German-Jews in exile, who fled Germany to escape the Holocaust, shared many memories of their childhood. They remembered friends, the language spoken and the foods they ate. They remembered bullying, being cast aside, harassed or worse.
But childhood memories were also filled with warmth, of remembering a first day in school. German school children carry cardboard cones, filled with sweets and little treats, to their first day in school. The so-called Schultüten are a century-old tradition. There’s not a child in Germany, then or now, that has not carried his or her precious load to school.
That old tradition that unites all school children led to the idea to launch a unique remembrance project, initiated by Carolyn Naumann and co-organized by the Anne-Frank-Zentrum and the Humboldt University in Berlin: “The sugar cone project” — a collection of photographs of German Jewish schoolchildren just before they fled Nazi Germany into exile and their stories of life before the war. The idea for the project was born while Naumann accompanied German Jewish refugees on their federally funded visit to their hometown, Berlin, where they shared such childhood memories as standing side-by-side with their non-Jewish school friends, all proudly displaying their cones. (In the picture, the brochure of the project, showing Heinz Goldstein on the left with an unknown friend, ca. 1935, in the Jewish Elementary School Fasanenstrasse in Berlin).

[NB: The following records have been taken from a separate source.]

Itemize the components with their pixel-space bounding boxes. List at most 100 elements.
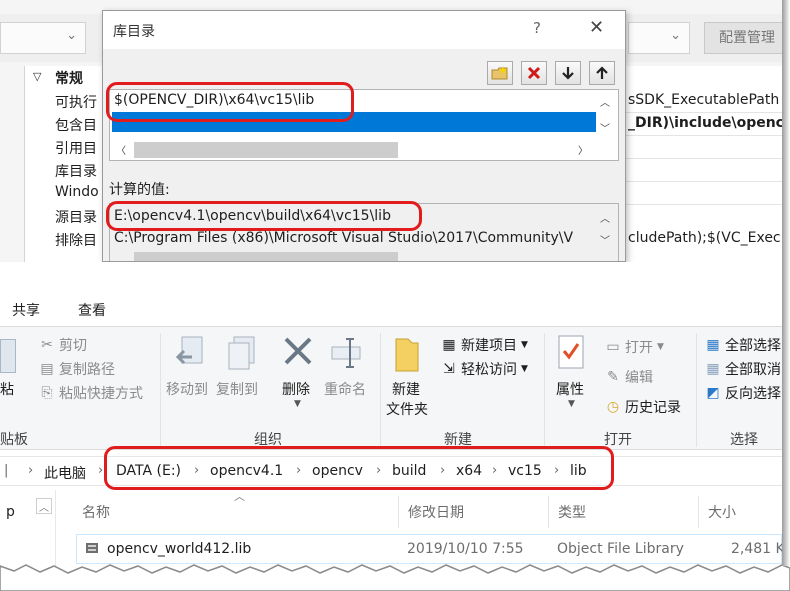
horizontal-scrollbar[interactable]: [134, 142, 398, 158]
paste-shortcut-button[interactable]: ⎘ 粘贴快捷方式: [38, 383, 143, 403]
select-none-button[interactable]: ▦ 全部取消: [704, 359, 781, 379]
open-icon: ▭: [606, 339, 620, 355]
annotation-highlight-evaluated: [106, 201, 422, 231]
property-source-dirs[interactable]: 源目录: [55, 207, 97, 227]
move-down-button[interactable]: [555, 61, 581, 85]
chevron-right-icon[interactable]: ›: [98, 463, 103, 478]
evaluated-value-line: C:\Program Files (x86)\Microsoft Visual …: [114, 230, 574, 246]
dialog-titlebar: 库目录 ? ✕: [103, 11, 625, 49]
clipboard-icon[interactable]: [0, 339, 16, 373]
column-header-name[interactable]: 名称: [82, 502, 110, 522]
chevron-right-icon: |: [4, 463, 9, 478]
property-value-include[interactable]: _DIR)\include\openc: [628, 115, 782, 131]
delete-line-button[interactable]: [521, 61, 547, 85]
delete-button[interactable]: 删除: [282, 379, 310, 399]
chevron-right-icon[interactable]: ›: [28, 463, 33, 478]
ribbon: 粘 ✂ 剪切 ▤ 复制路径 ⎘ 粘贴快捷方式 贴板 移动到 复制到 删除 ▼ 重命名 …: [0, 326, 782, 450]
property-group-general: 常规: [55, 71, 83, 87]
move-to-button[interactable]: 移动到: [166, 379, 208, 399]
history-icon: ◷: [606, 399, 620, 415]
file-explorer-window: 共享 查看 粘 ✂ 剪切 ▤ 复制路径 ⎘ 粘贴快捷方式 贴板 移动到 复制到 删除 …: [0, 262, 782, 591]
file-name[interactable]: opencv_world412.lib: [107, 541, 251, 557]
column-header-modified[interactable]: 修改日期: [408, 502, 464, 522]
open-button[interactable]: ▭ 打开 ▼: [604, 337, 664, 357]
cut-button[interactable]: ✂ 剪切: [38, 335, 87, 355]
history-button[interactable]: ◷ 历史记录: [604, 397, 681, 417]
delete-icon: [527, 66, 541, 80]
copy-path-button[interactable]: ▤ 复制路径: [38, 359, 115, 379]
select-all-button[interactable]: ▦ 全部选择: [704, 335, 781, 355]
column-header-type[interactable]: 类型: [558, 502, 586, 522]
property-exclude-dirs[interactable]: 排除目: [55, 230, 97, 250]
edit-icon: ✎: [607, 369, 619, 385]
chevron-up-icon: ︿: [39, 503, 49, 514]
library-file-icon: [85, 541, 99, 555]
tab-share[interactable]: 共享: [12, 300, 40, 320]
new-folder-icon: [491, 66, 508, 80]
easy-access-icon: ⇲: [443, 361, 455, 377]
invert-selection-button[interactable]: ◩ 反向选择: [704, 383, 781, 403]
annotation-highlight-entry: [106, 82, 354, 122]
chevron-down-icon[interactable]: ▼: [294, 399, 301, 409]
select-group-label: 选择: [730, 432, 758, 448]
property-value-exclude[interactable]: cludePath);$(VC_Exec: [628, 230, 781, 246]
scroll-up-button[interactable]: ︿: [36, 498, 52, 514]
move-up-button[interactable]: [589, 61, 615, 85]
configuration-manager-button[interactable]: 配置管理: [704, 22, 782, 54]
copy-to-button[interactable]: 复制到: [216, 379, 258, 399]
scroll-right-icon[interactable]: 〉: [578, 142, 588, 157]
property-executable-dirs[interactable]: 可执行: [55, 92, 97, 112]
annotation-highlight-address: [104, 446, 614, 490]
close-button[interactable]: ✕: [589, 17, 604, 38]
easy-access-button[interactable]: ⇲ 轻松访问 ▼: [440, 359, 528, 379]
scroll-up-icon[interactable]: ︿: [600, 210, 610, 225]
select-all-icon: ▦: [706, 337, 720, 353]
clipboard-group-label: 贴板: [0, 432, 28, 448]
property-library-dirs[interactable]: 库目录: [55, 161, 97, 181]
evaluated-value-label: 计算的值:: [109, 182, 170, 198]
file-modified: 2019/10/10 7:55: [407, 541, 524, 557]
rename-button[interactable]: 重命名: [324, 379, 366, 399]
new-line-button[interactable]: [487, 61, 513, 85]
properties-button[interactable]: 属性: [556, 379, 584, 399]
tab-view[interactable]: 查看: [78, 300, 106, 320]
scroll-down-icon[interactable]: ﹀: [600, 232, 610, 247]
delete-icon: [282, 335, 314, 371]
breadcrumb-this-pc[interactable]: 此电脑: [44, 463, 86, 483]
edit-button[interactable]: ✎ 编辑: [604, 367, 653, 387]
scroll-left-icon[interactable]: 〈: [116, 142, 126, 157]
new-folder-button-line2[interactable]: 文件夹: [386, 399, 428, 419]
new-folder-icon: [394, 335, 420, 375]
nav-item[interactable]: p: [6, 504, 15, 520]
property-grid-values: sSDK_ExecutablePath _DIR)\include\openc …: [626, 66, 782, 262]
property-value-executable[interactable]: sSDK_ExecutablePath: [628, 92, 779, 108]
invert-selection-icon: ◩: [706, 385, 720, 401]
new-folder-button-line1[interactable]: 新建: [392, 379, 420, 399]
column-header-size[interactable]: 大小: [708, 502, 736, 522]
scroll-up-icon[interactable]: ︿: [600, 94, 610, 109]
horizontal-scrollbar[interactable]: [134, 252, 398, 261]
paste-shortcut-icon: ⎘: [41, 385, 53, 401]
configuration-combo[interactable]: ⌄: [0, 22, 86, 54]
rename-icon: [330, 335, 364, 371]
chevron-down-icon: ⌄: [670, 28, 681, 43]
property-reference-dirs[interactable]: 引用目: [55, 138, 97, 158]
torn-edge-decoration: [0, 564, 790, 591]
property-include-dirs[interactable]: 包含目: [55, 115, 97, 135]
chevron-down-icon[interactable]: ▼: [568, 399, 575, 409]
new-item-button[interactable]: ▦ 新建项目 ▼: [440, 335, 528, 355]
property-winrt-dirs[interactable]: Windo: [55, 184, 99, 200]
paste-button-label[interactable]: 粘: [0, 379, 14, 399]
chevron-down-icon: ▼: [521, 340, 528, 350]
open-group-label: 打开: [604, 432, 632, 448]
help-button[interactable]: ?: [533, 19, 541, 37]
scissors-icon: ✂: [41, 337, 53, 353]
platform-combo[interactable]: ⌄: [628, 22, 690, 54]
properties-icon: [556, 333, 586, 373]
window-shadow: [782, 0, 790, 566]
scroll-down-icon[interactable]: ﹀: [600, 120, 610, 135]
collapse-icon[interactable]: ▽: [33, 70, 41, 83]
move-to-icon: [175, 335, 210, 371]
file-size: 2,481 K: [731, 541, 782, 557]
property-grid-names: ▽ 常规 可执行 包含目 引用目 库目录 Windo 源目录 排除目: [24, 66, 106, 262]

The collection of pictures showing six-years-olds and their sugar cones — just before they were deemed unfit to stay (or were sent to their death) — can help school children of today understand the realities of that time, the brutality of daily struggles, when people were clinging to even a sliver of normalcy.

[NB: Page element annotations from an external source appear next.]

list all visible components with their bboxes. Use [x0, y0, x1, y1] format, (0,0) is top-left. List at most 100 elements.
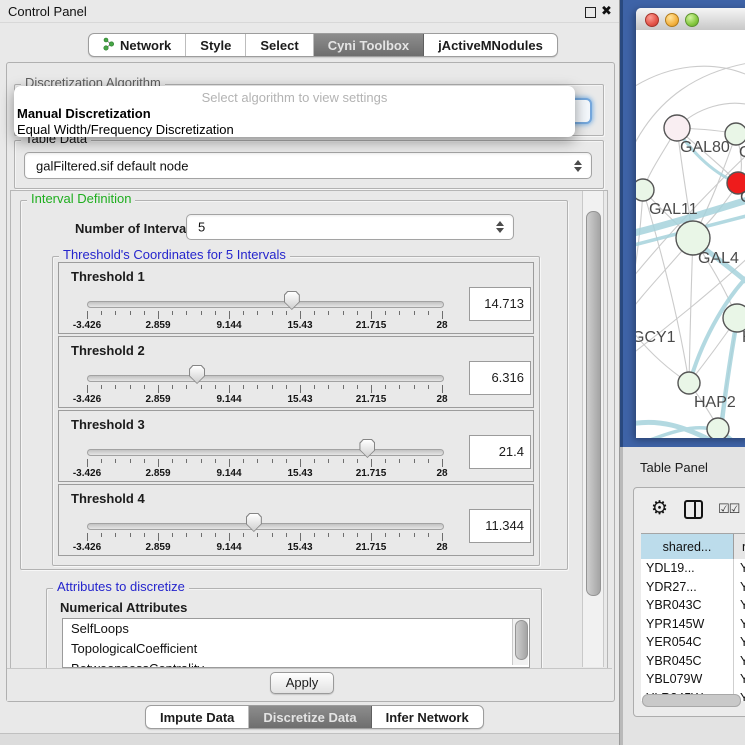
settings-vertical-scrollbar-thumb[interactable]: [586, 211, 601, 596]
slider-tick-label: 9.144: [216, 320, 241, 331]
threshold-4-slider-thumb[interactable]: [246, 513, 262, 532]
numerical-attributes-list[interactable]: SelfLoopsTopologicalCoefficientBetweenne…: [62, 618, 530, 668]
slider-tick-label: 9.144: [216, 394, 241, 405]
table-row[interactable]: YER054CYER0: [641, 633, 745, 652]
settings-vertical-scrollbar[interactable]: [582, 191, 604, 667]
network-node-label: GAL80: [680, 139, 730, 156]
window-minimize-traffic-light[interactable]: [665, 13, 679, 27]
close-icon[interactable]: ✖: [601, 3, 612, 19]
attributes-list-scrollbar[interactable]: [512, 619, 528, 665]
slider-tick-label: -3.426: [73, 320, 101, 331]
network-node-label: GAL4: [698, 250, 739, 267]
tab-infer-network-label: Infer Network: [386, 710, 469, 725]
control-panel-titlebar: Control Panel ✖: [0, 0, 619, 23]
table-panel-title: Table Panel: [640, 460, 708, 475]
table-cell-shared-name[interactable]: YDL19...: [641, 559, 734, 578]
number-of-intervals-combobox[interactable]: 5: [186, 214, 514, 240]
threshold-2-slider-thumb[interactable]: [189, 365, 205, 384]
table-row[interactable]: YDL19...YDL1: [641, 559, 745, 578]
window-zoom-traffic-light[interactable]: [685, 13, 699, 27]
table-horizontal-scrollbar[interactable]: [642, 694, 741, 707]
threshold-3-panel: Threshold 3 -3.4262.8599.14415.4321.7152…: [58, 410, 534, 482]
threshold-3-slider-thumb[interactable]: [359, 439, 375, 458]
table-cell-name[interactable]: YBR0: [734, 652, 745, 671]
table-row[interactable]: YBL079WYBL0: [641, 670, 745, 689]
table-cell-shared-name[interactable]: YBL079W: [641, 670, 734, 689]
threshold-4-value-field[interactable]: 11.344: [469, 509, 531, 543]
table-cell-name[interactable]: YER0: [734, 633, 745, 652]
threshold-1-value-field[interactable]: 14.713: [469, 287, 531, 321]
tab-network[interactable]: Network: [89, 34, 186, 56]
threshold-4-slider[interactable]: -3.4262.8599.14415.4321.71528: [87, 511, 443, 553]
table-row[interactable]: YBR043CYBR0: [641, 596, 745, 615]
tab-jactivemnodules[interactable]: jActiveMNodules: [424, 34, 557, 56]
network-node[interactable]: [707, 418, 729, 438]
apply-button[interactable]: Apply: [270, 672, 334, 694]
threshold-1-slider-thumb[interactable]: [284, 291, 300, 310]
table-cell-name[interactable]: YDL1: [734, 559, 745, 578]
table-cell-name[interactable]: YBR0: [734, 596, 745, 615]
table-cell-shared-name[interactable]: YPR145W: [641, 615, 734, 634]
control-panel: Control Panel ✖ Network Style Se: [0, 0, 620, 745]
network-node[interactable]: [723, 304, 745, 332]
window-close-traffic-light[interactable]: [645, 13, 659, 27]
slider-track[interactable]: [87, 523, 444, 530]
desktop-background: GAL80GACGAL11GAL4GCY1HHAP2: [620, 0, 745, 447]
slider-track[interactable]: [87, 375, 444, 382]
table-row[interactable]: YPR145WYPR1: [641, 615, 745, 634]
table-cell-shared-name[interactable]: YDR27...: [641, 578, 734, 597]
threshold-4-label: Threshold 4: [71, 491, 145, 506]
threshold-3-value-field[interactable]: 21.4: [469, 435, 531, 469]
network-icon: [103, 37, 115, 54]
slider-tick-label: -3.426: [73, 468, 101, 479]
network-node[interactable]: [725, 123, 745, 145]
network-canvas[interactable]: GAL80GACGAL11GAL4GCY1HHAP2: [636, 30, 745, 438]
float-window-icon[interactable]: [585, 7, 596, 18]
slider-track[interactable]: [87, 301, 444, 308]
table-cell-shared-name[interactable]: YER054C: [641, 633, 734, 652]
threshold-2-label: Threshold 2: [71, 343, 145, 358]
table-cell-shared-name[interactable]: YBR045C: [641, 652, 734, 671]
column-header-shared[interactable]: shared...: [641, 534, 734, 559]
dropdown-option-manual-discretization[interactable]: Manual Discretization: [17, 106, 151, 121]
tab-impute-data[interactable]: Impute Data: [146, 706, 249, 728]
attribute-list-item[interactable]: SelfLoops: [63, 619, 529, 639]
attribute-list-item[interactable]: BetweennessCentrality: [63, 659, 529, 668]
attribute-list-item[interactable]: TopologicalCoefficient: [63, 639, 529, 659]
dropdown-hint-item[interactable]: Select algorithm to view settings: [14, 90, 575, 105]
attributes-list-scrollbar-thumb[interactable]: [515, 620, 528, 660]
table-cell-name[interactable]: YBL0: [734, 670, 745, 689]
tab-style[interactable]: Style: [186, 34, 246, 56]
tab-discretize-data[interactable]: Discretize Data: [249, 706, 371, 728]
table-cell-name[interactable]: YPR1: [734, 615, 745, 634]
threshold-2-value-field[interactable]: 6.316: [469, 361, 531, 395]
split-view-icon[interactable]: [684, 500, 703, 519]
control-panel-tabbar: Network Style Select Cyni Toolbox jActiv…: [88, 33, 558, 57]
checkbox-icons[interactable]: ☑☑: [718, 501, 739, 517]
table-cell-shared-name[interactable]: YBR043C: [641, 596, 734, 615]
table-cell-name[interactable]: YDR2: [734, 578, 745, 597]
dropdown-option-equal-width-frequency[interactable]: Equal Width/Frequency Discretization: [17, 122, 234, 137]
table-rows[interactable]: YDL19...YDL1YDR27...YDR2YBR043CYBR0YPR14…: [641, 559, 745, 701]
tab-infer-network[interactable]: Infer Network: [372, 706, 483, 728]
network-node[interactable]: [678, 372, 700, 394]
slider-tick-label: 28: [436, 542, 447, 553]
table-data-combobox[interactable]: galFiltered.sif default node: [24, 152, 592, 179]
tab-cyni-toolbox[interactable]: Cyni Toolbox: [314, 34, 424, 56]
slider-track[interactable]: [87, 449, 444, 456]
threshold-2-slider[interactable]: -3.4262.8599.14415.4321.71528: [87, 363, 443, 405]
network-node[interactable]: [664, 115, 690, 141]
table-row[interactable]: YDR27...YDR2: [641, 578, 745, 597]
gear-icon[interactable]: ⚙: [651, 497, 668, 520]
tab-jactivemnodules-label: jActiveMNodules: [438, 38, 543, 53]
network-window-titlebar[interactable]: [636, 8, 745, 31]
network-window: GAL80GACGAL11GAL4GCY1HHAP2: [636, 8, 745, 438]
threshold-1-slider[interactable]: -3.4262.8599.14415.4321.71528: [87, 289, 443, 331]
tab-select-label: Select: [260, 38, 298, 53]
network-node[interactable]: [636, 179, 654, 201]
column-header-name[interactable]: na: [734, 534, 745, 559]
table-data-combobox-value: galFiltered.sif default node: [36, 158, 188, 173]
table-row[interactable]: YBR045CYBR0: [641, 652, 745, 671]
tab-select[interactable]: Select: [246, 34, 313, 56]
threshold-3-slider[interactable]: -3.4262.8599.14415.4321.71528: [87, 437, 443, 479]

If you have photos of that time, showing Jewish schoolchildren with their sugar cones, or would like to share your story, please contact Carolyn Naumann, who is also searching for teachers that are interested in the project and would like to help.
I would like to know if there exists an exchange program for 1st generation German and Jewish adults.
The only way to assure this never happens again is to break down the wall.
I have met many Germans in my career, and they are as curious about my views as I am about theirs.
I would be very excited to participate in such a program. My father was a survivor from Dobzyn Poland and Auschwitz.